Tuesday, October 20th, 2009

I recently received some back copies of Vice magazine, kindly sent to me by Vice magazine, because I might write something for them. I had never previously read Vice magazine, and although I had heard of it, I had somehow imagined it to be called Vise magazine (as in, “we really know how to grip our public”).

Youthful readers! As you apparently know already, Vice magazine is actually full of pictures of naked girls doing some crazy stuff.  Naked girls in the 2008 fiction issue alone included, but were not limited to: a naked girl running through a supermarket aisle; a naked girl doing cartwheels around a bonfire; and an otherwise-naked girl wearing pasties and a thong made out of pizza. (Apparently it was the model’s own pizza.)

To learn more about Vice magazine, I consulted the Internet, which is famous for its sober and balanced treatment of controversial subjects.
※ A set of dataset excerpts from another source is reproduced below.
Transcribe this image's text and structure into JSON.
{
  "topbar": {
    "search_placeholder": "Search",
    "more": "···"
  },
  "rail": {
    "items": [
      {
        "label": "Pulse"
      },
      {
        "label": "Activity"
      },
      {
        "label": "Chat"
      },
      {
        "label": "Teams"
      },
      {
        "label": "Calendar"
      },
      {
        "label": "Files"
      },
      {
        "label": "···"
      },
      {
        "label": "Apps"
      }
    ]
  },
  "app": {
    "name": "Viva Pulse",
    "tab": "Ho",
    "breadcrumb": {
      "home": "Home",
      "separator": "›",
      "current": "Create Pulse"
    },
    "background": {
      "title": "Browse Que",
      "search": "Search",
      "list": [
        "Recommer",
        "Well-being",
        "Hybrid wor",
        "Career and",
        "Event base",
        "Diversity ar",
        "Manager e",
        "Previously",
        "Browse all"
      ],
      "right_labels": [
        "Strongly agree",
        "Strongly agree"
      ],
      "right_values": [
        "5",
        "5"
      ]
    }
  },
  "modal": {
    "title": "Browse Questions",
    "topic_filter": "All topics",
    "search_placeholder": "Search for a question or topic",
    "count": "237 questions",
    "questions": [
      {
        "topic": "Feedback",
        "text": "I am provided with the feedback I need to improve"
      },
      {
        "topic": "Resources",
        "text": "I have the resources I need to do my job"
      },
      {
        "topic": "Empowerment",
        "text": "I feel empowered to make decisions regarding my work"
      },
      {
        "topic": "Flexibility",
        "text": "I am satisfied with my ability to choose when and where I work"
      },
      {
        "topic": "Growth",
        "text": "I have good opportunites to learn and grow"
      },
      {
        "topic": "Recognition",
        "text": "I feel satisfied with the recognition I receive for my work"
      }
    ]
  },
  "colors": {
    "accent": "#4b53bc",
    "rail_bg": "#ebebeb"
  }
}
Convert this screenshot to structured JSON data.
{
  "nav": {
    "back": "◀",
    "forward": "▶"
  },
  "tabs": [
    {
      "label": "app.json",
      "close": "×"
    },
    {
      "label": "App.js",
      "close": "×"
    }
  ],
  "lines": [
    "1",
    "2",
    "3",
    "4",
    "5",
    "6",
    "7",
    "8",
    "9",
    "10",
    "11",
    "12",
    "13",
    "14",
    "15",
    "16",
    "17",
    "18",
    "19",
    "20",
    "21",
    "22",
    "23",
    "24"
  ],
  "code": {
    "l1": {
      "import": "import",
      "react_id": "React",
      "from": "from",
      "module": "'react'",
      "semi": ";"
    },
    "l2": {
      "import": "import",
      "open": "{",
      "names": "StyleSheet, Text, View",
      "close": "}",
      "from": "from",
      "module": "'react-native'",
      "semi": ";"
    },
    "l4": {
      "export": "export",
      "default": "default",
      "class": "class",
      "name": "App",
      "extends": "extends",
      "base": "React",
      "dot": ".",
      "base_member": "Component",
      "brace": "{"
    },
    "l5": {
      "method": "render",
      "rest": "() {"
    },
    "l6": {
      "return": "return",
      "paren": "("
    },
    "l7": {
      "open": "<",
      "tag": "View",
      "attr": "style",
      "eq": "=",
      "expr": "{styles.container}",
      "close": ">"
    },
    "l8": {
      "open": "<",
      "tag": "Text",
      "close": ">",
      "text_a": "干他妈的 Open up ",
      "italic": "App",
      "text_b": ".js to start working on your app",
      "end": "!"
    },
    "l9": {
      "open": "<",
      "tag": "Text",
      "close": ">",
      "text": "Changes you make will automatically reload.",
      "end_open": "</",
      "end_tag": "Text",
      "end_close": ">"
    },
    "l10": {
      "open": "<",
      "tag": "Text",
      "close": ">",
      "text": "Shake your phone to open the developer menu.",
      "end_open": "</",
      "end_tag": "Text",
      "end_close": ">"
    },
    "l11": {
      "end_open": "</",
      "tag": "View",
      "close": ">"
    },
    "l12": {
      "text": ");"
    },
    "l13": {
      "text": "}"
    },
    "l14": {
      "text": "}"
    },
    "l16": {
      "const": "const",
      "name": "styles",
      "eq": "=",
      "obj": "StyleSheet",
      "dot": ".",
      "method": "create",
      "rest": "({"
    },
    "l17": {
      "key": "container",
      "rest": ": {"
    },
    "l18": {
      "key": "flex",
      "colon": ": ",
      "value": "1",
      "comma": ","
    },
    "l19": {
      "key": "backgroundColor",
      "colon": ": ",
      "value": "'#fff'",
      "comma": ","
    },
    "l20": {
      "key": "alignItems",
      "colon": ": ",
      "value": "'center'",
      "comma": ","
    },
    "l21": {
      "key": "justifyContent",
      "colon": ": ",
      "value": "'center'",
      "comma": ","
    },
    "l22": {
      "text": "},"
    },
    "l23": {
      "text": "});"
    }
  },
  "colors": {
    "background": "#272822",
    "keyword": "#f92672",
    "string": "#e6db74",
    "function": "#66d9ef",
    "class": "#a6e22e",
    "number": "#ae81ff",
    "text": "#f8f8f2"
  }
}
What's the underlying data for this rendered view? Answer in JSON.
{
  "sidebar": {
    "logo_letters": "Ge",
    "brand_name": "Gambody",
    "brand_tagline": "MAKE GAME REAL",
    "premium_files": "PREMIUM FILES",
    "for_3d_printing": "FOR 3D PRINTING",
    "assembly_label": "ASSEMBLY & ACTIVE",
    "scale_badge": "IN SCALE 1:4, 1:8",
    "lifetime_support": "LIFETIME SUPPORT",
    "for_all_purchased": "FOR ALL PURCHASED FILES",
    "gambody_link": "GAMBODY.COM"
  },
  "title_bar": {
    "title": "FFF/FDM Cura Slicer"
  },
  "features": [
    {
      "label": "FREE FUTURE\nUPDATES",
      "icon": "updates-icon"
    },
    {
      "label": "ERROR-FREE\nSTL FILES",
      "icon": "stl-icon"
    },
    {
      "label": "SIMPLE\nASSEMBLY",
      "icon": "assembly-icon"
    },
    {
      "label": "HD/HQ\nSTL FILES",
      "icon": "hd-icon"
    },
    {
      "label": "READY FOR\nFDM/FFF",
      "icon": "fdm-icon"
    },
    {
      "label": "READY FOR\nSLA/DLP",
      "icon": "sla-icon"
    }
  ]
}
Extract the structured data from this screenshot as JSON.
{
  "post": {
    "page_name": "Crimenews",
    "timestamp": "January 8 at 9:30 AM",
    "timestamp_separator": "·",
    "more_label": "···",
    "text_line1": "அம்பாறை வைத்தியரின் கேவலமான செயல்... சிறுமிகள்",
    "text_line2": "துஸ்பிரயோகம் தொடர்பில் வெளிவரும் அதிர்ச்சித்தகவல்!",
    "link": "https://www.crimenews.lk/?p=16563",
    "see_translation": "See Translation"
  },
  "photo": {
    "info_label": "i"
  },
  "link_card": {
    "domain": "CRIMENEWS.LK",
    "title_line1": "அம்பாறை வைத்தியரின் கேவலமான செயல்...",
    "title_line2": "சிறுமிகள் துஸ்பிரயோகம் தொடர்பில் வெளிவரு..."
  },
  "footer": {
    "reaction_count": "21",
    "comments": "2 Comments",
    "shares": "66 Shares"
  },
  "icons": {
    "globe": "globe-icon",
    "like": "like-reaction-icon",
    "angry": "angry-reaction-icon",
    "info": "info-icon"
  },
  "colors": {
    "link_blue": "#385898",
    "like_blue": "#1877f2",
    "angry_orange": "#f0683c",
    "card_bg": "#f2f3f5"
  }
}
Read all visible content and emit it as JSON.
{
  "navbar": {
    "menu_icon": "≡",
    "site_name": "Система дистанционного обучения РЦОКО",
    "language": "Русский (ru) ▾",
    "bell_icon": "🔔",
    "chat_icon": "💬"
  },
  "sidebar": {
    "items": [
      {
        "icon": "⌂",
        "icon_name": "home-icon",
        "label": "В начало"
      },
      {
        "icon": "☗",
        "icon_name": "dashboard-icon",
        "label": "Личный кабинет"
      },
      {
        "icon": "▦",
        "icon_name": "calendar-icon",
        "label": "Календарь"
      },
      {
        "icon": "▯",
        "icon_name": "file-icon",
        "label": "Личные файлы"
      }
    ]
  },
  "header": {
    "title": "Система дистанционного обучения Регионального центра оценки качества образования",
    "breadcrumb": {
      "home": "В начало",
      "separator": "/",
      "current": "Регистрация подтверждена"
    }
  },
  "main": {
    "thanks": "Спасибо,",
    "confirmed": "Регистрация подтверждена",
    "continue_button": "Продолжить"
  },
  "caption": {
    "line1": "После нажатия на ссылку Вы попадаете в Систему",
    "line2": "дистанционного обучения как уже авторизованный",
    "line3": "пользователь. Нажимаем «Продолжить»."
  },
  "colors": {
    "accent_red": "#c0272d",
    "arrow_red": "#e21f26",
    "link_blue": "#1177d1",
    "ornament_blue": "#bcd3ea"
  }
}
There I found the recent Vice magazine interview with Brazilian sculptor Zé Carlos Garcia, who reconstructs pig heads to resemble human faces:

Q. And then you started to turn pigs’ heads into human heads. Do you have any experiences in plastic surgery? It’s completely different to work with flesh, isn’t it?

A. Yes, but as I said, I did sculptures all my life. Also I just love animals, so that wasn’t a big problem.